# Case Model 600



## caseman-d (Nov 29, 2003)

Below I talked about the Case 500 Diesel being Case's first diesel. The 500 was replaced by the model 600 in 1957. The 600 was a distinctly the same as the 500 with the exception of 2 added gears in the transmision and the 600 carried the new two-tone Desert Sunset/Flamebeau red paint Another addition was the 600 carried a round plastic badge featuring Old Abe in place of the Case script on the 500.

The 600's diesel power unit remained unchanged , although engine rpm's were increased to boost hp output. Responding to to the increase of demand for LP-gas tractors Case also offered the model 610LP gas. The 610 used the same six cylinder block as did the 600 Diesel.

The 600 was short lived, it was also replaced in 1957 with the 900 which is another story.

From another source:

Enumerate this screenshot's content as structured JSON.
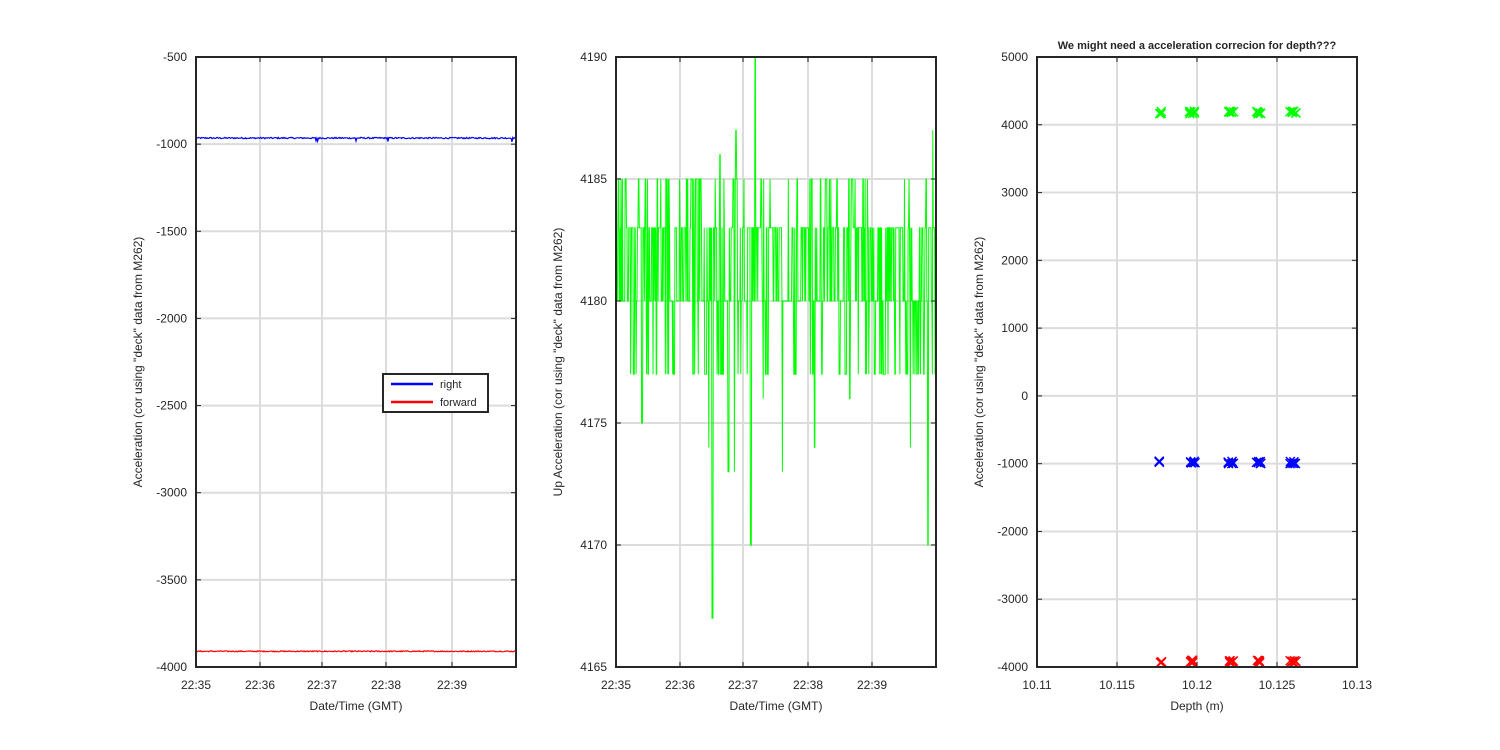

The 600 production included the 600 with 1515 units, the 610 LP-gas with 360 units produced, and then the very rare 620 Industrail diesels with only 90 units built. Would enjoy hearing from any of you Case 600 owners.
Caseman-d


----------



## caseman-d (Nov 29, 2003)

> _Originally posted by caseman-d _
> *Below I talked about the Case 500 Diesel being Case's first diesel. The 500 was replaced by the model 600 in 1957. The 600 was a distinctly the same as the 500 with the exception of 2 added gears in the transmision and the 600 carried the new two-tone Desert Sunset/Flamebeau red paint Another addition was the 600 carried a round plastic badge featuring Old Abe in place of the Case script on the 500.
> 
> The 600's diesel power unit remained unchanged , although engine rpm's were increased to boost hp output. Responding to to the increase of demand for LP-gas tractors Case also offered the model 610LP gas. The 610 used the same six cylinder block as did the 600 Diesel.
> ...


another picture


----------



## caseman-d (Nov 29, 2003)

*Re: Re: Case Model 600*



> _Originally posted by caseman-d _
> *another picture *


another


----------



## Ingersoll444 (Sep 17, 2003)

OK Caseman, I HAVE to ask. How many of those tractors you have run? Do you use them all? I am guessing that Case does not, becouse it seems to be missing parts.


----------



## caseman-d (Nov 29, 2003)

> _Originally posted by Ingersoll444 _
> *OK Caseman, I HAVE to ask. How many of those tractors you have run? Do you use them all? I am guessing that Case does not, becouse it seems to be missing parts. *


Ingersoll444,
Now I got to stop and think on this one. Little over half my tractors run. I am hoping to make 2 tractors out of 3. I am hoping to use the parts off one of the 500's to get the 600 running. I hope to build a garage this summer I have a place to work on them. 

I haven't used any of them to speak of for a year. I used to pull with some of them but was to busy last year I didn't get to pull much or had time to work on them.
caseman-d


----------



## cindy (Mar 27, 2009)

*Case 500*

Looked at a case 500 was wondering what it is worth. It has been sitting out side for a number of years all the paint is faded the battery door is gone it is stuck in gear one rim is rusted thru the tires will all need to be replaced it has not been started in two years but put gas in it and after turing over afew times it started right up no smoke no knocks.

It is a gas tractor where there gas 500?Found no decals on it the man that owns it said it was a 500.

It is a wide front with a eagle hitch.

Thanks for any help DuWayne


----------



## waflorey (Sep 10, 2011)

Ive heard that a Case 600 was very simular to a 500 and a 900, was there cyclinder heads interchangable? or any other parts? Thanks 
Wesley
Beecher City, IL


----------



## waflorey (Sep 10, 2011)

About the 500 DuWayne, I think if its in any shape at all 2500 to 3000 is good but cheaper is always better
Wesley


----------



## kclsickler01 (Dec 14, 2011)

i gotta case 700 and my cousin has a case 900 were lookin to get more power out of them for pulling he has been told 1030 injecrors will mount on the 900 therefore puts more fuel to the motor he is looking to put a turbo on it but the manifold will not allow it is there a manifold you can buy or a manifold off another model that will amount on either 700 or 900 to allow you to do so parts for these tractors are hard to come by especialy performance


----------



## blaster (Jul 27, 2014)

*case 600*



kclsickler01 said:


> i gotta case 700 and my cousin has a case 900 were lookin to get more power out of them for pulling he has been told 1030 injecrors will mount on the 900 therefore puts more fuel to the motor he is looking to put a turbo on it but the manifold will not allow it is there a manifold you can buy or a manifold off another model that will amount on either 700 or 900 to allow you to do so parts for these tractors are hard to come by especialy performance


hi I am looking for a pulley for my case 600 will one for a 500 fit or does it have to be for 600 and 900 models many thanks steve


----------